Bob Ralls, president of the Foundation for the Junior Blind, said the accusations have been blown out of proportion. “This is not a plan to expand, it’s a rebuild of the existing facilities,” he said. “We want a building with a large room that the kids can meet in. We want to refurbish the boys and girls cabins and dining hall. We’ve been up there for 50 years and the electricity and plumbing have deteriorated to the point where we have to redo them and get rid of termites and dry rot.”

The Los Angeles Times reported that the expansion would increase the size of the camp, from 28,000 to 44,000 square feet, in a plan designed by architect Brenda Levin, who also was hired to restore Los Angeles City Hall and Griffith Observatory.

The foundation has its local supporters including Andy Stern, Malibu mayor pro tem. “I can think of no better foundation than that of the Junior Blind,” he said. “I think it is astonishing that anyone would oppose this expansion.”

And Kronsberg has his. Malibu residents Efrom and Ruby Fader, who have volunteered at Camp Bloomfield and contributed to the Foundation for the Junior Blind, wrote a letter to the editor published in The Malibu Times Jan. 27 issue. “After reading the article in the Los Angeles Times about the plans for expanding the camp grounds and the adverse environmental effect it will have on the pristine Arroyo Sequit stream and steelhead trout, we will no longer participate as volunteers,” they wrote.

Local property rights activist Anne Hoffman said, “I always like to see the best environmental alternatives, so the Foundation for the Junior Blind should make every effort not to cut down protected oak trees. We should really try to bring more children into the park. If it can be done without cutting down the oak trees, it should. In a situation like this we should be able to live harmoniously with nature.”

Kronsberg’s lawyer, Paul Berra of Lavley & Singer, said of the tree removal requirement in an interview with The Malibu Times Monday, “The foundation’s own consultants have informed regional planning that dozens of the Kronsberg’s oak trees will be destroyed or at least damaged. The foundation has no right to renovate their camp at the expense of the Kronsbergs or the environment,” he said.

However, Ralls said in an interview last week, “We don’t have any control over anything that is a requirement. We are upgrading the facility to meet relevant regulations on the property. There is a minimal impact to the trees. We haven’t got through the permit process and don’t know what they will allow.”
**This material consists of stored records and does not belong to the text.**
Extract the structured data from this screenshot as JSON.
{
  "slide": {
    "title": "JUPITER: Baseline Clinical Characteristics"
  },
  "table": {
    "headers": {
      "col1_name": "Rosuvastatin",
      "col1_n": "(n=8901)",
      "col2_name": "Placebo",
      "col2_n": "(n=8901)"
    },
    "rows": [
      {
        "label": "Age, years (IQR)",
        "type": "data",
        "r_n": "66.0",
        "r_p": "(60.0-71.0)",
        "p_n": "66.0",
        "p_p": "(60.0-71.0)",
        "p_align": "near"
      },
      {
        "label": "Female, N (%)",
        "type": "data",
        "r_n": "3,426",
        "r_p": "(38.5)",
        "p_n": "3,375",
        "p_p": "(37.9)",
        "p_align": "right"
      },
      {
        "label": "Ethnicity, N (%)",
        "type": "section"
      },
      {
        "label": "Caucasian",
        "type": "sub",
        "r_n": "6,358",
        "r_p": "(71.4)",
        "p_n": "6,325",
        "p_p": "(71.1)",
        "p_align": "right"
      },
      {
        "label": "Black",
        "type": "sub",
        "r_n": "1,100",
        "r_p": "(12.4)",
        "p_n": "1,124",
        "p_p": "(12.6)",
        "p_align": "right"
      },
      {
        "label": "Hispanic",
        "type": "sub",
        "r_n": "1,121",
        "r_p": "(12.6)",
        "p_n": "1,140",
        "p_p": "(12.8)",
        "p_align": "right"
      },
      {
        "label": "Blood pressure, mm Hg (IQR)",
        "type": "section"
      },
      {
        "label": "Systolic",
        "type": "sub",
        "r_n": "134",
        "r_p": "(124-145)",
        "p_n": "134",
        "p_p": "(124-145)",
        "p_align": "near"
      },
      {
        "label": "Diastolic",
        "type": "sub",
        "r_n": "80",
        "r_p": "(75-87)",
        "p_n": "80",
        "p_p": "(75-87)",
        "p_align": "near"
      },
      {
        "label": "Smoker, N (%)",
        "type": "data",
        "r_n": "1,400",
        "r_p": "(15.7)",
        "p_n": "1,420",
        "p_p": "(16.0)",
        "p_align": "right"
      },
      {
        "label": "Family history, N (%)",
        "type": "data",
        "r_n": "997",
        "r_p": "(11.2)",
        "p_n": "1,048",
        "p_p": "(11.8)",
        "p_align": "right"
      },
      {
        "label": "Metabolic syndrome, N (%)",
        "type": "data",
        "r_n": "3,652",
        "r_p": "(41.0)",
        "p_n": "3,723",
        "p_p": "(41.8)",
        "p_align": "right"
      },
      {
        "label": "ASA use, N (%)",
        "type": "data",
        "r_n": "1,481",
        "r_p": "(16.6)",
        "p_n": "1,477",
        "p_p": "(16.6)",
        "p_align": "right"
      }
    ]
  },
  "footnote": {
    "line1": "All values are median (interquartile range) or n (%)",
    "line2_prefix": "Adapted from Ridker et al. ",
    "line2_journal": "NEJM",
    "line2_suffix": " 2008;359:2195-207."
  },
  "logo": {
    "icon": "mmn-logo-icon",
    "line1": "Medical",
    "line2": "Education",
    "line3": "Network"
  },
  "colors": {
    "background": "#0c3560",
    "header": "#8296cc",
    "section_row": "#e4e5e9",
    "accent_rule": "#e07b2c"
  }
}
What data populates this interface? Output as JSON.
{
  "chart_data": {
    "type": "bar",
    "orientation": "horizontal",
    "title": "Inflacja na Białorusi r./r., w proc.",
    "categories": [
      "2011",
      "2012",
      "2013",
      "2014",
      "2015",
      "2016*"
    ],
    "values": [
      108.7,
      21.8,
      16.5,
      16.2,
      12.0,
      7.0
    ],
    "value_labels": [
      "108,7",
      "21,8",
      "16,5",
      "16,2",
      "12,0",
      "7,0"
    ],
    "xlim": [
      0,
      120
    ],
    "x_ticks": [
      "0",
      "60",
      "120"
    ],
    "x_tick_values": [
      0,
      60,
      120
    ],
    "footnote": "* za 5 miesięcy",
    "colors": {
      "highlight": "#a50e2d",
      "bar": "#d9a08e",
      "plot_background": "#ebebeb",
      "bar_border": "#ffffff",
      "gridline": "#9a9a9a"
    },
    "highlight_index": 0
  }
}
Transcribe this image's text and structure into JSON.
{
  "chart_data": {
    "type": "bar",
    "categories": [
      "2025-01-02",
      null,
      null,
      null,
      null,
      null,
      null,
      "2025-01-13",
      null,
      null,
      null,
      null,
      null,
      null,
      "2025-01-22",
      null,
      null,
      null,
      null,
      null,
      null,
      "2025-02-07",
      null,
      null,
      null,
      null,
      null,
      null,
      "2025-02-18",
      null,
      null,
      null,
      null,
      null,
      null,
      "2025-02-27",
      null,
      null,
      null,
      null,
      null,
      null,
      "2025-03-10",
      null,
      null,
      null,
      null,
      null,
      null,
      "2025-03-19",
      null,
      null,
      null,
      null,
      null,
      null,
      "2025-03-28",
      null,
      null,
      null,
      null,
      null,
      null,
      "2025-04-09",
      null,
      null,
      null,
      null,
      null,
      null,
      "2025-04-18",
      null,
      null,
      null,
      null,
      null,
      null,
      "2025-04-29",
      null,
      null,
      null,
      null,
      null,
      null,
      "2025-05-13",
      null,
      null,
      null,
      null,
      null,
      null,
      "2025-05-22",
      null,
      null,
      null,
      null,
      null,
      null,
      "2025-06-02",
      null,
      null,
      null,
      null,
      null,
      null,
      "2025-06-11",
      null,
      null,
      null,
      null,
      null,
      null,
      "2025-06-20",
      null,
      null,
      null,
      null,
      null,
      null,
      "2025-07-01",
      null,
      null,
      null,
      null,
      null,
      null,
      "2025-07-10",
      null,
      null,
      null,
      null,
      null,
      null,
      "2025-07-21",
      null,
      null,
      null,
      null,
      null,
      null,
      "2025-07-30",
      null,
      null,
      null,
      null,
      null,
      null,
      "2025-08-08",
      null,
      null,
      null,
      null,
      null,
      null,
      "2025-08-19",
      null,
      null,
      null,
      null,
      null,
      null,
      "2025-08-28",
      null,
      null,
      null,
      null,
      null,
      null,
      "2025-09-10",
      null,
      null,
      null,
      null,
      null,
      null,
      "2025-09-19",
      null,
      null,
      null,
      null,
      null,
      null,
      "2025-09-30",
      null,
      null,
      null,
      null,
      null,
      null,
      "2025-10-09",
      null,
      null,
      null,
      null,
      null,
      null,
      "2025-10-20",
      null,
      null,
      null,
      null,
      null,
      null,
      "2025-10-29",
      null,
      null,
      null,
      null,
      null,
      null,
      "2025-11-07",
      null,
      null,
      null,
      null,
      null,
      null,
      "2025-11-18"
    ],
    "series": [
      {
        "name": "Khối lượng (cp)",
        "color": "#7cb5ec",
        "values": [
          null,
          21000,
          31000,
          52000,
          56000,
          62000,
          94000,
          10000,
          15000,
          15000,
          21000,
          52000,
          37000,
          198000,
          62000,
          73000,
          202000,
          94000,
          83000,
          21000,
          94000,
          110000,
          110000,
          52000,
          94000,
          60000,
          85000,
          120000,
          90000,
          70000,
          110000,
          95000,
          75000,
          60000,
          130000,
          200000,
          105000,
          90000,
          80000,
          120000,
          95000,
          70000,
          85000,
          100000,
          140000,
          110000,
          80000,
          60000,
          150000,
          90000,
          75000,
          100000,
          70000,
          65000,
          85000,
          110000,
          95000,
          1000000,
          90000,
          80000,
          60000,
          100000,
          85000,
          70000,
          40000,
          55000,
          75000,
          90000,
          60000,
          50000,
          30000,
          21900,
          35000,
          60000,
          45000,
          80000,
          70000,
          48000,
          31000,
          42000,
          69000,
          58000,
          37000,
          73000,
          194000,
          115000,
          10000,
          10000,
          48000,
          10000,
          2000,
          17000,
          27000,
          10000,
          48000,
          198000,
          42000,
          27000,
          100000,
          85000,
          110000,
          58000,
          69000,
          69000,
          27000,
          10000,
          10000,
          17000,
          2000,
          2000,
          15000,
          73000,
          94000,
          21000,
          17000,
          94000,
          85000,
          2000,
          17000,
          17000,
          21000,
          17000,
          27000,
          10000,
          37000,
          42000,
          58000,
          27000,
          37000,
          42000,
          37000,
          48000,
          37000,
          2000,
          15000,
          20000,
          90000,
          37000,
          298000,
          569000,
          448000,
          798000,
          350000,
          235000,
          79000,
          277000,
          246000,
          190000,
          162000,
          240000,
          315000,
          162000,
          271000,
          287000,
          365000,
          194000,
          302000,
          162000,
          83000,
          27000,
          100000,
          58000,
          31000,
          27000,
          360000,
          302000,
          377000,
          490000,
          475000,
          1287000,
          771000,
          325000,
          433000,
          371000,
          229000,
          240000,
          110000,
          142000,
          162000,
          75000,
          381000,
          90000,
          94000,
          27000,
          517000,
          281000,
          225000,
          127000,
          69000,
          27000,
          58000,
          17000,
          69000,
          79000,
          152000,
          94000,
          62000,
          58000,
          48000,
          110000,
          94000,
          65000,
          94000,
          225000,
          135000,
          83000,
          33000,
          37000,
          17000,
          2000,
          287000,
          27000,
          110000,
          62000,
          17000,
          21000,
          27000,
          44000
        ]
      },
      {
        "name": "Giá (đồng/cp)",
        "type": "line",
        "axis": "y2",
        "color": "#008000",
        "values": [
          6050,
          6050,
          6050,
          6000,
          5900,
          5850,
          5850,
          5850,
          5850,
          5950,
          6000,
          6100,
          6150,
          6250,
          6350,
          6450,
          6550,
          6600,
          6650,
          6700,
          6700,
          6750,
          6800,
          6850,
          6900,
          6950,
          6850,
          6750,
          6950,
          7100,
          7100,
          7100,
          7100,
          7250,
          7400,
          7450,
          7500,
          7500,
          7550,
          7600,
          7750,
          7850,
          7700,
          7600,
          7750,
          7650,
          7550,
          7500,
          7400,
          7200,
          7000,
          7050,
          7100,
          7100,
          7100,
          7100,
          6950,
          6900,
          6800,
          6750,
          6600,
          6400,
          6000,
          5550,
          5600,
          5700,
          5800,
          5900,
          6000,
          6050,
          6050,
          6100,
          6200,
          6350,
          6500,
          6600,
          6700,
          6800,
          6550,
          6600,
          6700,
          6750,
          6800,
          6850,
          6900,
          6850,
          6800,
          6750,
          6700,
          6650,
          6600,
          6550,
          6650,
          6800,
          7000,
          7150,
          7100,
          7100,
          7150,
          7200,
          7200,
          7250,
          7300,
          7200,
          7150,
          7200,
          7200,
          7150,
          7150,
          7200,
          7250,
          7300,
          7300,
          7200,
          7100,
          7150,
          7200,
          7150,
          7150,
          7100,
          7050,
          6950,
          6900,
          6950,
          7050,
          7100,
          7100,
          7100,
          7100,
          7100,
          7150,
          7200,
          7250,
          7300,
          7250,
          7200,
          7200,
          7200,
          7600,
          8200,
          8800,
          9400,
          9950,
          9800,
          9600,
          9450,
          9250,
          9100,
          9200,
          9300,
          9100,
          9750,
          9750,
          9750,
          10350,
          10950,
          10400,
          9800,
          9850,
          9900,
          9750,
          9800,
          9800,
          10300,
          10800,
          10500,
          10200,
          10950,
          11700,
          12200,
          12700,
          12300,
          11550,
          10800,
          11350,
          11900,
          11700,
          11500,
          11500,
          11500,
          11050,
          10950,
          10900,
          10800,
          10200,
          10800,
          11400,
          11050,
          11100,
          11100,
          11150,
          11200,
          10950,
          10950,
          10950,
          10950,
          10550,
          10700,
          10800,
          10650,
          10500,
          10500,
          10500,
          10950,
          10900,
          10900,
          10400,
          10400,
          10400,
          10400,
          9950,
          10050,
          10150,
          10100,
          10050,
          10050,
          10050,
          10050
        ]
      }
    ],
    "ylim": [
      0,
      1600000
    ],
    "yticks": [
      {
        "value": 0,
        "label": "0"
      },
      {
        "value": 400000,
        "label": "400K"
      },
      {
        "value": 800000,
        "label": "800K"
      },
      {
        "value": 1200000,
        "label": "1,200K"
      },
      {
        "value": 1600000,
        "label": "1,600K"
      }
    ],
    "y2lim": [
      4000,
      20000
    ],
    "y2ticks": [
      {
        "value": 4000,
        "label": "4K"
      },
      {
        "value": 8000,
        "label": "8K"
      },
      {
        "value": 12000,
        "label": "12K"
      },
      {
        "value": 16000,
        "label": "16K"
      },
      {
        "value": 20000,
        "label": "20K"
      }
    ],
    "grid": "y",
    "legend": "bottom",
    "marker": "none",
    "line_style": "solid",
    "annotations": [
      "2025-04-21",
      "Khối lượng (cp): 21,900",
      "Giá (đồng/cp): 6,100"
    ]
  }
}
Although one of the possible effects from the camp’s expansion is on the Arroyo Sequit stream, home to the endangered steelhead trout that runs between the camp and the Kronsberg’s property, David Brown, conservation chairman of the Santa Monica Mountains Task Force, is most concerned about the camp burning down.

“It was a bad planning decision to put the camp there in the first place,” he said. “They are located in a canyon and all it takes is one brush fire to blow into the camp, and many kids would not be able to escape,” he explained. However, he also said, “Widening the access road is an issue and I’m worried that this will damage the creek and the stream.”

Brown suggested that the camp be moved to avoid destroying any oaks trees and avoiding damage to the forest and stream.

Meanwhile, the relationship between the foundation and Kronsberg that used to be amicable- Kronsberg let the camp use his meadow for an obstacle course during Camp Bloomfield’s Summer Games and provided a projector for movie nights-has soured.

Kronsberg has not spoken with Ralls for a while. “I’ve lived here since 1979 and had a good relationship with the foundation until they tried to make a forced purchase of my land in 2001, citing eminent domain,” he explained.

As for Ralls, “Mr. Kronsberg has a right to his opinion,” he said, “We invited Mr. Kronsberg to give us feedback on the plans and we are inviting other neighbors to do the same. We’ve been up there for 50 years and have been wonderful neighbors to the environment.”

(The foundation’s attorney, George Mihlsten of law firm Latham & Watkins, could not be reached for this story.)